Insurer tries to shirk duty

Insurance companies required to defend policyholders regardless if policy limits exhausted




It’s just amazing the extent to which an insurer may go in an attempt to prevent having to fulfill its obligations to policy holders.

Just ask one Vishal Malaviya, who had the misfortune to have been in a collision on October 14, 2005 and was subsequently sued by the occupant of the other car.

As required by law, Malaviya had purchased car insurance, although he had only purchased the minimum liability limit of $200,000. But with that liability coverage also came a promise to defend lawsuits commenced against him arising out of his ownership, use or operation of his car.

At least that’s what any reasonable person who had taken the time to read his car insurance policy would have thought. It’s right in section 3.3.1 of the policy language, language which has been approved by Ontario’s Superintendent of Financial Services.

That section explicitly states: “If someone sues you or other insured persons insured by this Section for losses suffered in an automobile incident, we will provide a defence and cover the costs of that defence, including investigation costs.” But, this clear language is countered by other language in the policy which Justice E.M. Morgan of the Ontario Superior Court described as “muddled and contradictory,” potentially leaving a loophole for an insurance company or its lawyers to take.

Malaviya’s insurer, Jevco Insurance Company, saw that potential loophole and tried to take advantage of it.

Here’s what they did. Even though there hadn’t been a trial or any determination of liability they decided to pay the plaintiff the full amount of the liability coverage, namely $200,000. Having paid out the policy limits, Jevco took the position that they were no longer required to defend Malaviya’s lawsuit. After all, they no longer had a financial stake in the litigation, having already paid out their maximum policy limit of $200,000.

Too bad for Malaviya, who would now have to retain and pay for his own lawyer to defend the lawsuit and so much for the promise to defend any lawsuits.

Brilliant manoeuvre

It seemed like a brilliant manoeuvre. If the plaintiff recovered more than $200,000 then Malaviya would be on the hook for any excess sum, but if the plaintiff recovered less than $200,000 Jevco could claim back the difference between the $200,000 it had paid and the actual amount recovered by the plaintiff. So what if this fancy footwork would render meaningless the insurer’s duty to defend and put Malaviya on the hook for one huge legal bill.
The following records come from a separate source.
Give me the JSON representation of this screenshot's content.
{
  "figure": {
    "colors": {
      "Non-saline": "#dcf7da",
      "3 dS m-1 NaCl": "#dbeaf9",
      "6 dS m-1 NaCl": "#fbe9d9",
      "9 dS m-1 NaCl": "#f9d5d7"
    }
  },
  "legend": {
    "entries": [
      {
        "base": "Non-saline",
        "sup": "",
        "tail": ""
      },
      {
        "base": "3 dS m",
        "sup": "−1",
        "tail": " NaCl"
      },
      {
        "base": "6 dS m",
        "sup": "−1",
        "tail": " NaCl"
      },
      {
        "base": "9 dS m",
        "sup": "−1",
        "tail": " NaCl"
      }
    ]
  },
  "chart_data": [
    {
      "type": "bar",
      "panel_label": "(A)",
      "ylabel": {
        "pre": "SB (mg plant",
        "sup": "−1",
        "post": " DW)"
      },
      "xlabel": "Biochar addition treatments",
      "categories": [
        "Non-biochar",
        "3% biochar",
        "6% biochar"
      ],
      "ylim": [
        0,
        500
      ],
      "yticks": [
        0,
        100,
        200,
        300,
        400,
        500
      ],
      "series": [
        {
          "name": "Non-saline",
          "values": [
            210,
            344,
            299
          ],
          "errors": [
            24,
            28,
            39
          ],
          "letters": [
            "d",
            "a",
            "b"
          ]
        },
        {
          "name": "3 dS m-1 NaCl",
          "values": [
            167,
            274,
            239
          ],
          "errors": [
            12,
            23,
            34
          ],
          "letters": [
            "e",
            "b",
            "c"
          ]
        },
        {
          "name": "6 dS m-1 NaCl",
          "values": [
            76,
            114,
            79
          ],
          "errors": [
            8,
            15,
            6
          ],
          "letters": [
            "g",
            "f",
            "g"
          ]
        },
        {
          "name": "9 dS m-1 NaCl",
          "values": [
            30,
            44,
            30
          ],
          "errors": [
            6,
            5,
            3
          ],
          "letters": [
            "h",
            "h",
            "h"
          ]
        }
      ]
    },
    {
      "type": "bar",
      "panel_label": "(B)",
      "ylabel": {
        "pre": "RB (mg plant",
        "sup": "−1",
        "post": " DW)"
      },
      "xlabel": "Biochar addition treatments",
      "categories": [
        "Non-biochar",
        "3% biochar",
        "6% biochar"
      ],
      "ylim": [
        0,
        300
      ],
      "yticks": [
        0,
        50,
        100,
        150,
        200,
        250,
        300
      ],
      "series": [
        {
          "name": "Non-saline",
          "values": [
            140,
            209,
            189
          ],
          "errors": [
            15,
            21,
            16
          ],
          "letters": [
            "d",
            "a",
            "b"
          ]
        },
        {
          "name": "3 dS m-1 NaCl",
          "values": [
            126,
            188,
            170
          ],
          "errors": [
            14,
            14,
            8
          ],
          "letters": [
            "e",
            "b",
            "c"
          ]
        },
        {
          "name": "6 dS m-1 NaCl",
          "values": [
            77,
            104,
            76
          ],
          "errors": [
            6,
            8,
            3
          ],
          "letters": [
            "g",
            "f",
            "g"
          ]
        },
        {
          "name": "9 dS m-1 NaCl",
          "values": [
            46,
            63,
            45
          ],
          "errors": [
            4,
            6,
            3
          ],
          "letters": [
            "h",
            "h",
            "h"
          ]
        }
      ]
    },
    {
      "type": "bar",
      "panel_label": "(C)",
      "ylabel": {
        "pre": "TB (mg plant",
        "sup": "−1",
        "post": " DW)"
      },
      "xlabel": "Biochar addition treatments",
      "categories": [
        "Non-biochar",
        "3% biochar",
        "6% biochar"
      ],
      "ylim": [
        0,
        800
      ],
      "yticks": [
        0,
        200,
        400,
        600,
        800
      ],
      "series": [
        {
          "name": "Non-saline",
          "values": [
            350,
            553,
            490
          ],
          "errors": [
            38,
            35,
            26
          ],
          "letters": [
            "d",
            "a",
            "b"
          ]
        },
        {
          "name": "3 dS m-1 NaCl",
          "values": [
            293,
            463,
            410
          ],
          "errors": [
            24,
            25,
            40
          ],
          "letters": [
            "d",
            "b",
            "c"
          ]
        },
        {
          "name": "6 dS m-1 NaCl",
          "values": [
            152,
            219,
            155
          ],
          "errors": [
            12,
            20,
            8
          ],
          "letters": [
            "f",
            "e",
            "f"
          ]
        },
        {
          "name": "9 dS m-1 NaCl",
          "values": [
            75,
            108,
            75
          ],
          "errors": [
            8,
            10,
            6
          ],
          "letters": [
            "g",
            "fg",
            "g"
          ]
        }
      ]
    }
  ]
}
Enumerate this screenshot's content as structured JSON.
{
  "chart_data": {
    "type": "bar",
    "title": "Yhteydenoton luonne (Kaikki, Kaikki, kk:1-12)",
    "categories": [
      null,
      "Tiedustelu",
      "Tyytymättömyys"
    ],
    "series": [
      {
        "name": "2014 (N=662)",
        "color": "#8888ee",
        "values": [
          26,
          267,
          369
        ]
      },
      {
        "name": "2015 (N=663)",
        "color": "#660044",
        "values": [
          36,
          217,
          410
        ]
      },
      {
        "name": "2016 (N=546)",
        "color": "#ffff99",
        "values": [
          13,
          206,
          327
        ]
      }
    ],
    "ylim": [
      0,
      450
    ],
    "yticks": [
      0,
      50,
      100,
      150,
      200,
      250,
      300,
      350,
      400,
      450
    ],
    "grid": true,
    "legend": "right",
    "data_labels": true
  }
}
But, earlier this year, Justice Morgan quickly put the kibosh to this tactic. Relying on the unequivocal language of the insurance legislation he pointed out that the obligation to defend a policyholder’s lawsuit is clear and unqualified. An insurance company is required to defend the policyholder regardless of whether the policy limits have been exhausted. Providing a defence and coverage of defence legal costs is mandatory, even if the wording of the policy is muddled and contradictory.

Any other result would have put all policyholders at the mercy of their insurance companies who could tender their policy limits and avoid having to pay the costs of defending lawsuits. It would have destroyed the peace of mind policyholders are entitled to have knowing that if sued they will be defended by their insurers.

Of course, the result does leave Malaviya in an odd situation. He now faces being defended by an insurance company with no real vested interest in the lawsuit. What’s to stop Jevco from instructing its lawyers to settle quickly or not defend vigorously, leaving Malaviya with a large judgment to pay?

If that were to happen then Malaviya could sue Jevco for bad faith conduct or the lawyer it appointed for negligence.

But then I’d have another column to write.